Auch eine spezialisierte Versorgung und Diagnose der Klientinnen und Klienten sei möglich: "Wir haben ein Netzwerk aus verschiedenen Fachrichtungen von Kolleginnen und Kollegen, die bereit sind, entsprechend fachspezifisch zu untersuchen", sagt sie.
Warum sich viele nicht in reguläre Sprechstunden trauen – zur Straßenambulanz aber schon
Über die Lebensumstände der Menschen, die in die Sprechstunde kommen, sagt Steinbach: "Man darf nicht denken, das passiert nur den anderen. Das kann eigentlich fast jedem passieren." Sie erzählt von Menschen, die es aus vermeintlich sicheren Berufen auf der Straße gelandet seien. Aber auch von Selbstständigen, die in die Insolvenz gerieten und sich dann die Krankenversicherung nicht mehr hätten leisten können. "Oft sind es einfach Schicksalsschläge: Arbeitslosigkeit, Scheidung, Schulden", so Steinbach. Als Folge würden dann oftmals Drogen und Alkoholismus ins Spiel kommen. Eine Spirale, aus der viele nicht mehr hinauskämen.
In die Ambulanz kämen vor allem "Menschen, die wohnungslos oder obdachlos sind oder in anderen prekären Verhältnissen leben", ergänzt ihr Kollege, Dr.
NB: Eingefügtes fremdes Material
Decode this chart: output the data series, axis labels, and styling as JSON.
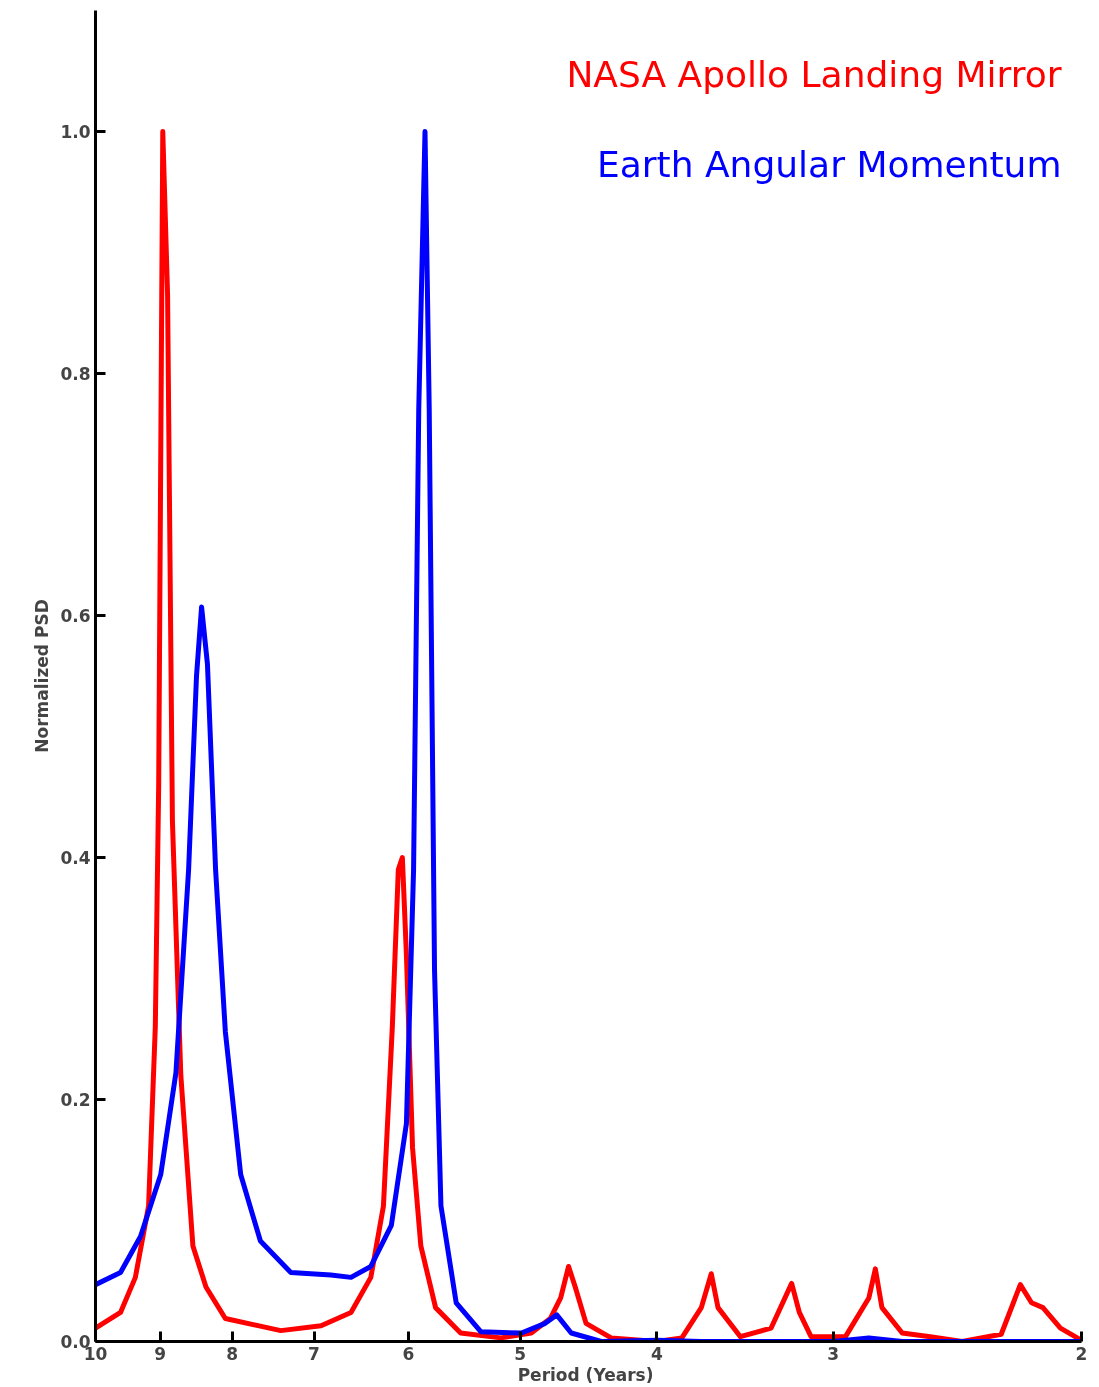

Rainer Schohe. "Menschen, die vielleicht auch aufgrund ihrer Lebensgeschichte nicht so einfach den Zugang zur regulären medizinischen Versorgung finden." Die meisten der Menschen, die die Ambulanz besuchen, würden daher niemals in eine reguläre Arztsprechstunde gehen.
Einige Klienten hätten zwar eine Versicherung, aber auch große Scheu, sich bei einer Praxis in ein Wartezimmer zu setzen. Gerade mangelnde Hygiene sei ein häufiger Grund für die Angst vor dem Arztbesuch. Diese Angst bräuchten sie in der Ambulanz nicht zu haben: "Hier wissen sie, sie können kommen, wie sie gerade sind", sagt Steinbach.